Der Investigativ-Blog Wo sind die 118 untergetauchten Rechtsextremisten?

Der Investigativ-Blog: Wo sind die 118 untergetauchten Rechtsextremisten?

Anfang Mai haben wir das letzte Mal nachgezählt, wie viele Rechte mit Haftbefehl gesucht werden. Damals waren es 109. Jetzt liegen neue Zahlen vor.

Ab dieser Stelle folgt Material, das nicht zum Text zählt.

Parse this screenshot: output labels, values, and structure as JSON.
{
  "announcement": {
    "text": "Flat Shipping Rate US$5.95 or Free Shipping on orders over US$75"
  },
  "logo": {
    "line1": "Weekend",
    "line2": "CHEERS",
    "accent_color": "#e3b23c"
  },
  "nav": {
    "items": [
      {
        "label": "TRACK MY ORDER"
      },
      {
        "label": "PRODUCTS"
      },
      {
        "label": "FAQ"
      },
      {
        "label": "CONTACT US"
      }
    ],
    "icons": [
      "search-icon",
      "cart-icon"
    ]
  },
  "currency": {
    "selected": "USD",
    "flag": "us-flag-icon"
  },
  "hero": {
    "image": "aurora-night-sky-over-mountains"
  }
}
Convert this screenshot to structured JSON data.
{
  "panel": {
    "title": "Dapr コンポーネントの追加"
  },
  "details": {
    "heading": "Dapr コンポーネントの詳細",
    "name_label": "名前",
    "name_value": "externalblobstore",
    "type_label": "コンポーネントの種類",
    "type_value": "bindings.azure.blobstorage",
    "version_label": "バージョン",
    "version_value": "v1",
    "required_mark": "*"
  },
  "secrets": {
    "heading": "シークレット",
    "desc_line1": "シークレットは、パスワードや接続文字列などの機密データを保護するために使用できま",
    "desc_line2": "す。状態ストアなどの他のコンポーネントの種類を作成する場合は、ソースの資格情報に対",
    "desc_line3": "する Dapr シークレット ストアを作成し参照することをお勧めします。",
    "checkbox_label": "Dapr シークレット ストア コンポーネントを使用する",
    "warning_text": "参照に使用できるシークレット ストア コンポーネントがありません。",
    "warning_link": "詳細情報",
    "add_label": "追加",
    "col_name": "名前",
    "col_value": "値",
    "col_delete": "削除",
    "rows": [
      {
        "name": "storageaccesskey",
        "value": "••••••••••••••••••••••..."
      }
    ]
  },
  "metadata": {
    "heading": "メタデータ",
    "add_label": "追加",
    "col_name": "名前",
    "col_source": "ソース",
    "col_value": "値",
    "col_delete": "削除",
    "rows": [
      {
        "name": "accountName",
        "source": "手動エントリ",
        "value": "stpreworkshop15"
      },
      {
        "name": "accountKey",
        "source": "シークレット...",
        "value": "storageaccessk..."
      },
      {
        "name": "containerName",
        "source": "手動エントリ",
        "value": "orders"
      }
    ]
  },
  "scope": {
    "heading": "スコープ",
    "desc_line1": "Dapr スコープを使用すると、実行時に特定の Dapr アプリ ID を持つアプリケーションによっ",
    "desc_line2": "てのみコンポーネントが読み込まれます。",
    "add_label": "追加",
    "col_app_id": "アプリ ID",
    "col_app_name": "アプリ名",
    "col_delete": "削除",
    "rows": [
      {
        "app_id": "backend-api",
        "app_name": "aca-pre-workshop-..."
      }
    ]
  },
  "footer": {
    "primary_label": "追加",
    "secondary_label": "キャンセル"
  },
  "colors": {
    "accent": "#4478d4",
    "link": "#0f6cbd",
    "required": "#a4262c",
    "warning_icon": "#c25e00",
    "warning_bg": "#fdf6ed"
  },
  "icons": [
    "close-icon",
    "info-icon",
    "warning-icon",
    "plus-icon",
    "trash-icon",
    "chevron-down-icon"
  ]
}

In Berlin hat Innenminister Hans-Peter Friedrich gestern die "Rechtsextremismusdatei" (RED) gestartet, ein Verzeichnis von gewaltbereiten Akteuren aus der Nazi-Szene: "Ein Mausklick genügt jetzt, um eine bestimmte Person ausfindig zu machen", sagte Friedrich. Ob auch die erschreckend vielen untergetauchten Rechtsextremisten dort verzeichnet sind, können wir natürlich nicht überprüfen. Zugang zur RED haben nur 36 Behörden, die das braune Verzeichnis auch mit ihren Erkenntnissen füttern – alle Geheimdienste und Kriminalämter, bis auf den Bundesnachrichtendienst (BND).

Die aktuelle Zahl flüchtiger Neonazis und Straftäter mit rechtem Hintergrund wurde in diesen Tagen durch die Antwort (pdf) der Bundesregierung auf eine Anfrage der Fraktion Die Linke bekannt. Zum Stichtag 30. Juni 2012 waren 118 Personen "mit Bezügen zur Politisch motivierten Kriminalität Rechts" auf der Flucht. Zwar sind das 9 mehr als noch im Mai 2012, trotzdem ist die Erfolgsbilanz der Ermittler ordentlich. Denn die Liste der zu Jahresbeginn Gesuchten ist von 160 auf 47 Personen zusammengeschrumpft. Zahlreiche neue flüchtige Rechtsextremisten sind allerdings hinzugekommen, daher ist die Zahl netto sogar gestiegen.

Von den 118 Untergetauchten werden 18 wegen rechtsextremistischer Straftaten (darunter 3 Gewalttaten) gesucht, 100 wegen sonstiger Straftaten (darunter 31 Gewalttaten). Genauer schlüsselt die Bundesregierung die Zahlen leider nicht auf. Und unklar bleibt weiterhin, wieso drei Beschuldigte in der ursprünglichen Liste (pdf) mit dem Stand 4. Januar nicht als rechtsmotivierte Straftäter gekennzeichnet waren: Einer erhob den rechten Arm zum Hitlergruß und rief "Sieg Heil", "Heil Hitler" und "Deutschland, den Deutschen". Ein Zweiter rasierte einem anderen vor dem Besuch eines Volksfestes ein Hakenkreuz in den Hinterkopf und ein Dritter verwendete "Kennzeichen einer verfassungswidrigen Organisation".

Diese Frage kann die Bundesregierung nicht beantworten, denn dafür ist irgendein Polizist verantwortlich, der – warum auch immer – bei der Aufnahme dieser Straftaten nicht "Straftäter rechtsmotiviert" eingetragen hat.

Fortgeschrieben wird die Liste der untergetauchten Rechtsextremisten auch nach dem Start der zentralen Neonazidatei nur zweimal im Jahr, zu Jahresbeginn und -mitte. Das ist immerhin ein Fortschritt. Denn vor zehn Monaten, kurz nach Auffliegen der NSU-Terrorzelle, konnten die Ermittler diese einfache Frage zunächst gar nicht beantworten.